Published: 05th July 2013 10:05 AM  |   Last Updated: 05th July 2013 10:06 AM   |  A+A-

Dr-George-K-Chandy

Dr George K Chandy, an alumnus of Christian Medical College (CMC) and presently a professor attached to the Department of Microbiology and Molecular Genetics at the School of Medicine, University of California, Irvine, USA, has stumbled upon a compound from the venom of sea animals that could be used to treat obesity and diabetes. A US-based company has already begun fine tuning the drug development process.

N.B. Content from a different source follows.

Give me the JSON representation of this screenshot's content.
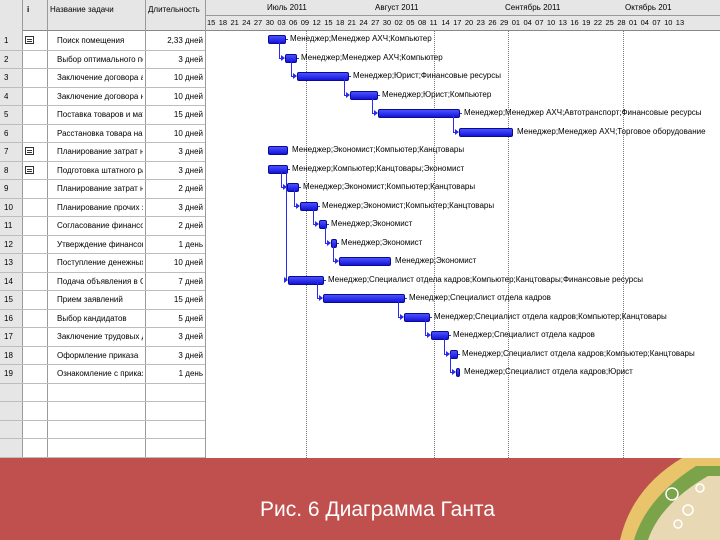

Chandy, who was here to take part in the three-day 11th Scientific Symposium on Endocrine Tumours, organised by CMC, in an exclusive interview to Express, said, the molecular gifts of toxic animals offered hope in the fight against a host of diseases. “Venom from many animals opened up new avenues of pharmacology, as the properties that make venom deadly also make it valuable,” he said.

Intense Research

In the 1990s, Chandy focused on the venom from the ‘sun anemone’ that contained peptides, which was found to be useful in treating autoimmune diseases. It was found that the compound targeted three compounds -- fat, cholesterol and blood sugar -- in one go. “The sun anemone venom also holds promise in treating diseases like multiple sclerosis, rheumatoid arthritis, psoriasis and lupus,” he added. The findings of the breakthrough study were published last month in the proceedings of the National Academy of Sciences in the USA.

ShK-186 Magic

The study revealed a synthetic compound (ShK-186), derived from the sun anemone, selectively blocked the activity of a protein that promotes inflammation through the Kv1.3 potassium channel, which regulates cell membranes and a variety of cellular processes. The unique mechanism of ShK-186 is expected to have broad utilization across multiple therapeutic disciplines, such as autoimmune diseases and obesity.

How it Works

Chandy, who has 30 years experience in working with venom toxins, said, venom targets particular molecules; when it is these molecules that have to be controlled in order to threat a diseases, the venom becomes the best bet.

“Venom works fast and is highly specific. Its active components target particular molecules, fitting into them like keys into locks. Most medicines also work the same way,” he pointed out. Chandy said the compound worked by activating the body’s brown fat to reduce the white fat, present in the abdomen and liver.

The study also presented evidence that the drug candidate showed positive results in a phase 1 safety clinical trial. He said the drug could be out soon. “It is only a matter of time before it comes out,” he said.